I've tried this problem but no success, can someone please explain? Thanks
For a movie scene, an 85.0 kg stunt double falls 12.0 m from a building onto a large inflated landing pad. After touching the landing pad surface, it takes her 0.486 s to come to a stop. What is the magnitude of the average net force on her as the landing pad stops her?
2007-02-05 13:37:21 · 2 answers · asked by oscarv_56 1 in Science & Mathematics ➔ Physics
This problem is actually several problems in one!
First, consider the stuntwoman's free fall to the top of the landing pad. She falls from rest a distance of 12 m, presumably on earth, so:
Vf^2 - Vo^2=2ad
Vf^2 - 0 = 2 (9.8)(12)
Vf = 15.3 m/s, this is her speed when she makes contact with the pad.
Now, the pad decelerates her:
Vf=at+Vo
0=a(.486)+15.3
a= -31.5 m/s/s (The minus sign, indicates that she is accelerating in the opposite direction from her initial velocity in this part of the problem, which was down. So, she is accelerating up at 31.5 m/s/s.
Now, you've got a Newton's 2nd Law problem. Draw a free body diagram of the woman, I draw a stick person... Then draw arrows representing the forces acting on her, gravity pulls down, the pad pushes up.... That is it...
Newton's 2nd Law says the sum of the forces forward - the sum of the forces backward = ma.
I always call the direction of the acceleration forward, so I can plug in a positive acceleration... So
Fpad - mg = ma
Fpad - 85(9.8) = 85(31.5)
Fpad = 3510.5 N is the upward force exerted on her by the pad.

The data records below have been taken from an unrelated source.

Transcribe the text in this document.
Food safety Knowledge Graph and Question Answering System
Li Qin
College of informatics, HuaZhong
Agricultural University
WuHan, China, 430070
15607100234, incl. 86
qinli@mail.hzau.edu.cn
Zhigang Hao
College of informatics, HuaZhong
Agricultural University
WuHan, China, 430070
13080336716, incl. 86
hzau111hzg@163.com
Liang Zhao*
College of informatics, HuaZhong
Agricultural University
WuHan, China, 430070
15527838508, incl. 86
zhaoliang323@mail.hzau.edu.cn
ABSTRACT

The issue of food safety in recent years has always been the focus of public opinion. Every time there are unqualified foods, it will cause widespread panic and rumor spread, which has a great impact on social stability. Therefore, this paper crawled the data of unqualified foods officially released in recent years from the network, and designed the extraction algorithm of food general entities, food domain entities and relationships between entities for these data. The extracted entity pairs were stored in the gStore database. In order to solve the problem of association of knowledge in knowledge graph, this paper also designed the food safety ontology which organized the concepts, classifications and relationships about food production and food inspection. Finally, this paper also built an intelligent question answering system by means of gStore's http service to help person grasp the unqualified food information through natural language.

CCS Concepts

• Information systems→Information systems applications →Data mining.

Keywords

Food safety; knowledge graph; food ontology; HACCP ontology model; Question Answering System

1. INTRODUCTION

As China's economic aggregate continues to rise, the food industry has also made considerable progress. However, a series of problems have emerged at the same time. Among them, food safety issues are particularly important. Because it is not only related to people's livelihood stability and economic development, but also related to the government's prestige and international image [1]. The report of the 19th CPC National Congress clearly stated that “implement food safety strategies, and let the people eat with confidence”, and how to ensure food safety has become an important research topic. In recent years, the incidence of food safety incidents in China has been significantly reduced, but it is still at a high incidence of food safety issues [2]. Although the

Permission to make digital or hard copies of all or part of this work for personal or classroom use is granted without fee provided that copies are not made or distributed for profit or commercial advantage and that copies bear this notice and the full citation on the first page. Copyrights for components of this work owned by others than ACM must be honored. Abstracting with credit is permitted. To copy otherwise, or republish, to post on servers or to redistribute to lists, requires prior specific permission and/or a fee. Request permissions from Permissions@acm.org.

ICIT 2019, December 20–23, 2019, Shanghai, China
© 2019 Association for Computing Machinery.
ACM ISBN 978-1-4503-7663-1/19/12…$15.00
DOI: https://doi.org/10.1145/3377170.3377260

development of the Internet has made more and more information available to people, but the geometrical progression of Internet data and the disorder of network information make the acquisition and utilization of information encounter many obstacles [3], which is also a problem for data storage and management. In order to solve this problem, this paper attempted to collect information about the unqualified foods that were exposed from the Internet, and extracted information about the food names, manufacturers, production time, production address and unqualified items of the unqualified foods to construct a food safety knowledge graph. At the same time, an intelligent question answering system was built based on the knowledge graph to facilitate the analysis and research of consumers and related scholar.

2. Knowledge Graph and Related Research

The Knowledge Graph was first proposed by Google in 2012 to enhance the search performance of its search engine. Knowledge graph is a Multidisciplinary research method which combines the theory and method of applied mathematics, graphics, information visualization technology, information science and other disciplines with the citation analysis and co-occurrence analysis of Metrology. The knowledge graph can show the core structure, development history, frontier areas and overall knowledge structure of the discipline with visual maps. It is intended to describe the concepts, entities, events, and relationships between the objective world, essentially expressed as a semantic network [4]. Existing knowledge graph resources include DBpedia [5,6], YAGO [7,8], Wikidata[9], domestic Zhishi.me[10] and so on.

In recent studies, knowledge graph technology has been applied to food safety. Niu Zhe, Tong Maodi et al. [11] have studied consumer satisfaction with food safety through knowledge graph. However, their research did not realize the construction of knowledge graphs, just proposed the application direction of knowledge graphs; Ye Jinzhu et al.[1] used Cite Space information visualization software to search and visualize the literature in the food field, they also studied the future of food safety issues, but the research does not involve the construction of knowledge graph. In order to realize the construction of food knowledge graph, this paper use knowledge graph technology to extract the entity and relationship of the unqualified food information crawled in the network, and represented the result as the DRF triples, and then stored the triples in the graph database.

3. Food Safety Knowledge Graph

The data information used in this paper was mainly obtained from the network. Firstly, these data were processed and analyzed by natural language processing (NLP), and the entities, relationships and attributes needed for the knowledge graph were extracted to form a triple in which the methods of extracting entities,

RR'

2007-02-05 13:50:31 · answer #1 · answered by Dennis H 4 · 0⤊ 1⤋
After a fall of 12m she is traveling at
v = √(2gy) = √(2*9.8*12) = 15.34 m/s since
v = v0 - at she will get to v = 0 with a v0 of 15.34 in .486 s if a is
15.34/.486 = 31.59 m/s² (about 3.22 g)
Since f = ma the force on her will be
f = 85*31.59 = 2685 N.
A bit of a rough ride, but that's why they get paid the big bucks☺
Hope that helps
Doug
2007-02-05 13:58:01 · answer #2 · answered by doug_donaghue 7 · 0⤊ 0⤋